Por Fernando Reinach

Numa relação entre duas pessoas, sempre que existe uma assimetria no acesso a um bem, se cria uma relação de poder. Pode ser dinheiro, hierarquia ou mesmo conhecimento. Relações de poder afetam a interação entre pessoas e têm consequências práticas: são os casos de abuso econômico, coerção, discriminação racial, abuso sexual, favorecimento, e uma enorme lista de possibilidades que todos vivenciamos por experiencia própria.

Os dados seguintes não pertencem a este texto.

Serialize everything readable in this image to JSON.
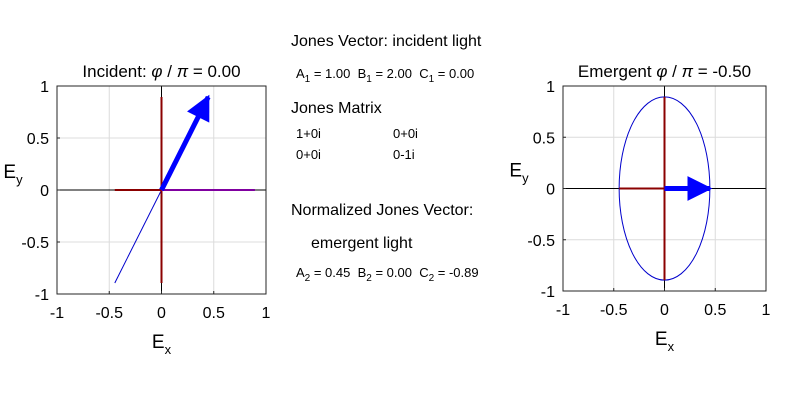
{
  "chart_data": [
    {
      "type": "line",
      "title": {
        "prefix": "Incident:",
        "phi": "φ",
        "sep": " / ",
        "pi": "π",
        "value_text": "=  0.00"
      },
      "phase_over_pi": 0.0,
      "xlabel": {
        "main": "E",
        "sub": "x"
      },
      "ylabel": {
        "main": "E",
        "sub": "y"
      },
      "xlim": [
        -1,
        1
      ],
      "ylim": [
        -1,
        1
      ],
      "xticks": [
        "-1",
        "-0.5",
        "0",
        "0.5",
        "1"
      ],
      "yticks": [
        "1",
        "0.5",
        "0",
        "-0.5",
        "-1"
      ],
      "grid": true,
      "components": {
        "Ax": 0.447,
        "Ay": 0.894
      },
      "series": [
        {
          "role": "trace",
          "color": "#0000cc",
          "points": [
            [
              -0.447,
              -0.894
            ],
            [
              0.447,
              0.894
            ]
          ]
        },
        {
          "role": "y-component",
          "color": "#8b0000",
          "points": [
            [
              0,
              -0.894
            ],
            [
              0,
              0.894
            ]
          ]
        },
        {
          "role": "x-component",
          "color": "#8b0000",
          "points": [
            [
              -0.447,
              0
            ],
            [
              0,
              0
            ]
          ]
        },
        {
          "role": "x-component-2",
          "color": "#8000a0",
          "points": [
            [
              0,
              0
            ],
            [
              0.894,
              0
            ]
          ]
        },
        {
          "role": "field-arrow",
          "color": "#0000ff",
          "from": [
            0,
            0
          ],
          "to": [
            0.447,
            0.894
          ]
        }
      ]
    },
    {
      "type": "line",
      "title": {
        "prefix": "Emergent",
        "phi": "φ",
        "sep": " / ",
        "pi": "π",
        "value_text": "=  -0.50"
      },
      "phase_over_pi": -0.5,
      "xlabel": {
        "main": "E",
        "sub": "x"
      },
      "ylabel": {
        "main": "E",
        "sub": "y"
      },
      "xlim": [
        -1,
        1
      ],
      "ylim": [
        -1,
        1
      ],
      "xticks": [
        "-1",
        "-0.5",
        "0",
        "0.5",
        "1"
      ],
      "yticks": [
        "1",
        "0.5",
        "0",
        "-0.5",
        "-1"
      ],
      "grid": true,
      "components": {
        "Ax": 0.447,
        "Ay": 0.894
      },
      "series": [
        {
          "role": "trace",
          "color": "#0000cc",
          "shape": "ellipse",
          "rx": 0.447,
          "ry": 0.894
        },
        {
          "role": "y-component",
          "color": "#8b0000",
          "points": [
            [
              0,
              -0.894
            ],
            [
              0,
              0.894
            ]
          ]
        },
        {
          "role": "x-component",
          "color": "#8b0000",
          "points": [
            [
              -0.447,
              0
            ],
            [
              0,
              0
            ]
          ]
        },
        {
          "role": "field-arrow",
          "color": "#0000ff",
          "from": [
            0,
            0
          ],
          "to": [
            0.447,
            0
          ]
        }
      ]
    }
  ],
  "info": {
    "incident_title": "Jones Vector: incident light",
    "incident_values": [
      {
        "name": "A",
        "sub": "1",
        "value": " = 1.00"
      },
      {
        "name": "B",
        "sub": "1",
        "value": " = 2.00"
      },
      {
        "name": "C",
        "sub": "1",
        "value": " = 0.00"
      }
    ],
    "matrix_title": "Jones Matrix",
    "matrix": [
      [
        "1+0i",
        "0+0i"
      ],
      [
        "0+0i",
        "0-1i"
      ]
    ],
    "normalized_title": "Normalized Jones Vector:",
    "emergent_label": "emergent light",
    "emergent_values": [
      {
        "name": "A",
        "sub": "2",
        "value": " = 0.45"
      },
      {
        "name": "B",
        "sub": "2",
        "value": " = 0.00"
      },
      {
        "name": "C",
        "sub": "2",
        "value": " = -0.89"
      }
    ]
  }
}
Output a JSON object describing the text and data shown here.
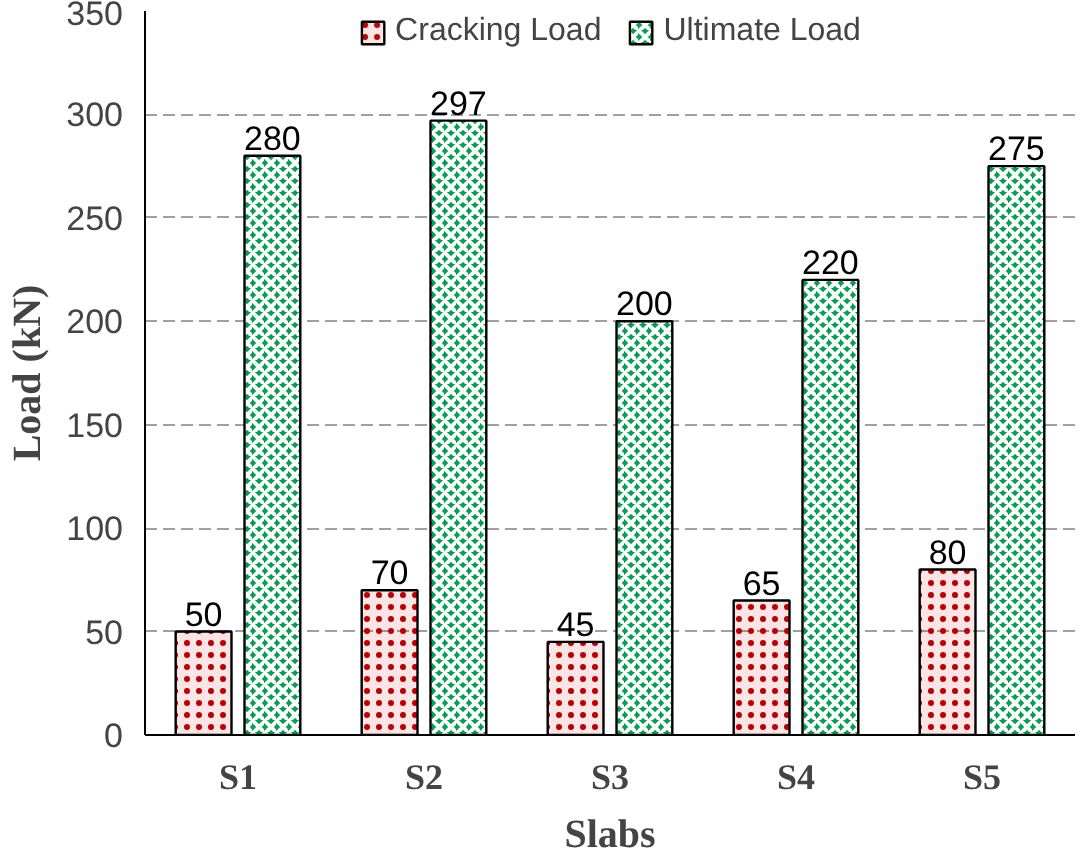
{
  "chart_data": {
    "type": "bar",
    "xlabel": "Slabs",
    "ylabel": "Load (kN)",
    "categories": [
      "S1",
      "S2",
      "S3",
      "S4",
      "S5"
    ],
    "series": [
      {
        "name": "Cracking Load",
        "color": "#c00000",
        "values": [
          50,
          70,
          45,
          65,
          80
        ]
      },
      {
        "name": "Ultimate Load",
        "color": "#00a050",
        "values": [
          280,
          297,
          200,
          220,
          275
        ]
      }
    ],
    "ylim": [
      0,
      350
    ],
    "yticks": [
      0,
      50,
      100,
      150,
      200,
      250,
      300,
      350
    ],
    "grid": "y",
    "legend": "top",
    "data_labels": true
  }
}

A propensão de exercer o poder parece ser uma característica do ser humano, difícil de ser alterada. Apesar de existir um número enorme de estudos que descrevem esses comportamentos, não existem estudos que medem diretamente como o poder altera o comportamento e afeta o resultado de uma interação.

A novidade é um estudo em que foi possível medir as diferenças de poder entre pares de indivíduos e quantificar como essa diferença altera o comportamento e o resultado da interação. O estudo foi feito no sistema de atendimento de emergências de saúde do Exército norte-americano. Esse sistema só atende pacientes que são membros do Exército e todos os médicos do sistema também são membros do Exército.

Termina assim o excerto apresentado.